The relation between partial pressure and total pressure is

$P_i={\chi }_i{P}_T.$ …… (1)

The formula to calculate the mole fraction is

${\chi }_i=\frac{n_i}{n_{\text{total}}}.$ …… (2)

Now, calculate the mole fractions of each product.
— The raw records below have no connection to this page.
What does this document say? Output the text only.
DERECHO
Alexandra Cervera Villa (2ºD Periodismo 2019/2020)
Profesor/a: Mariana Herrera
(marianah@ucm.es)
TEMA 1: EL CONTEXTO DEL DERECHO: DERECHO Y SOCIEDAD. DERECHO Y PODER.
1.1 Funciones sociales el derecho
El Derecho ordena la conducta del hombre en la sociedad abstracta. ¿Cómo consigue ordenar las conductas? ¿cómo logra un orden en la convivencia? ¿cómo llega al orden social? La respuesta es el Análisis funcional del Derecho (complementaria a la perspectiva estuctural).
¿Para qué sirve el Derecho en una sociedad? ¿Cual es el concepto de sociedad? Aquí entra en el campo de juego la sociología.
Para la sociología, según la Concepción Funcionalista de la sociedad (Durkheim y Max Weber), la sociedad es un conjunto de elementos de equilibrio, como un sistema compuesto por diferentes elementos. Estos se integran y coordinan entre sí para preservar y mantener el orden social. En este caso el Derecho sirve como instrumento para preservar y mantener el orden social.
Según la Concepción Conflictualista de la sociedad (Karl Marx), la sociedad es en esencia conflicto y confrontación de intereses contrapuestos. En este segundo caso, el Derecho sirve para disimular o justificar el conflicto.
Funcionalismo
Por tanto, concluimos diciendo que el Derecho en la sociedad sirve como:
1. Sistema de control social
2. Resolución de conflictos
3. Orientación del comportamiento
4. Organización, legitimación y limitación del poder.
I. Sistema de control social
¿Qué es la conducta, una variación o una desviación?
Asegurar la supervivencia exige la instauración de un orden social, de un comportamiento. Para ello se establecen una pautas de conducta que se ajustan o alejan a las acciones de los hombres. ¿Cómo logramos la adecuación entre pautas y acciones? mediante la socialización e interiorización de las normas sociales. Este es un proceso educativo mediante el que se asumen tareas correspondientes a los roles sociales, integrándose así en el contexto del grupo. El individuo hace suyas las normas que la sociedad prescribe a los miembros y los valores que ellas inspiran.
For ${\text{CO}}_2$, substitute $12\text{ mol}$ for $n_i$ and $\text{29 mol}$ for $n_{\text{total}}$ in the above expression as

${\chi }_i=\frac{n_i}{n_{\text{total}}}$

$\begin{array}{c}{\chi }_{{\text{CO}}_2}=\frac{12\cancel{\text{mol}}}{\text{29 }\cancel{\text{mol}}}\\ =\mathrm{0.41.}\end{array}$

For ${\text{H}}_2\text{O}$, substitute $10\text{ mol}$ for $n_i$ and $\text{29 mol}$ for $n_{\text{total}}$ in equation (2) as

${\chi }_i=\frac{n_i}{n_{\text{total}}}$

$\begin{array}{c}{\chi }_{{\text{H}}_2\text{O}}=\frac{10\cancel{\text{mol}}}{\text{29 }\cancel{\text{mol}}}\\ =\mathrm{0.34.}\end{array}$

For ${\text{N}}_2$, substitute $\text{6 mol}$ for $n_i$ and $\text{29 mol}$ for $n_{\text{total}}$ in equation (2) as

${\chi }_i=\frac{n_i}{n_{\text{total}}}$

$\begin{array}{c}{\chi }_{{\text{N}}_2}=\frac{\text{6 }\cancel{\text{mol}}}{\text{29 }\cancel{\text{mol}}}\\ =\mathrm{0.21.}\end{array}$

For ${\text{O}}_2$, substitute $\text{1 mol}$ for $n_i$ and $\text{29 mol}$ for $n_{\text{total}}$ in equation (2) as

${\chi }_i=\frac{n_i}{n_{\text{total}}}$

$\begin{array}{c}{\chi }_{{\text{O}}_2}=\frac{\text{1 }\cancel{\text{mol}}}{\text{29 }\cancel{\text{mol}}}\\ =\mathrm{0.034.}\end{array}$

For ${\text{CO}}_2$, substitute $0.41$ for ${\chi }_i$ and $1.2\text{ atm}$ for $P_T$ in equation (1) as

$P_i={\chi }_i{P}_T$

$\begin{array}{c}{P}_{{\text{CO}}_2}=\left(0.41\right)\left(1.2\text{ atm}\right)\\ =0.49\text{ atm}\text{.}\end{array}$

For ${\text{H}}_2\text{O}$, substitute $0.34$ for ${\chi }_i$ and $1.2\text{ atm}$ for $P_T$ in equation (1) as

$P_i={\chi }_i{P}_T$

$\begin{array}{c}{P}_{{\text{H}}_2\text{O}}=\left(0.34\right)\left(1.2\text{ atm}\right)\\ =0.41\text{ atm}\text{.}\end{array}$

For ${\text{N}}_2$, substitute $0.21$ for ${\chi }_i$ and $1.2\text{ atm}$ for $P_T$ in equation (1) as

$P_i={\chi }_i{P}_T$

$\begin{array}{c}{P}_{{\text{N}}_2}=\left(0.21\right)\left(1.2\text{ atm}\right)\\ =0.25\text{ atm}\text{.}\end{array}$

For ${\text{O}}_2$, substitute $0.034$ for ${\chi }_i$ and $1.2\text{ atm}$ for $P_T$ in equation (1) as

$P_i={\chi }_i{P}_T$

$\begin{array}{c}{P}_{{\text{O}}_2}=\left(0.034\right)\left(1.2\text{ atm}\right)\\ =0.041\text{ atm}\text{.}\end{array}$

Conclusion

The total volume of the gas is $1.7\times {10}^2\text{ L}$. The partial pressures of ${\text{CO}}_2$, ${\text{H}}_2\text{O}$, ${\text{N}}_2$ and ${\text{O}}_2$ are $0.49\text{ atm ,0}\text{.41 atm ,0}\text{.25 atm and 0}\text{.041 atm}$, respectively.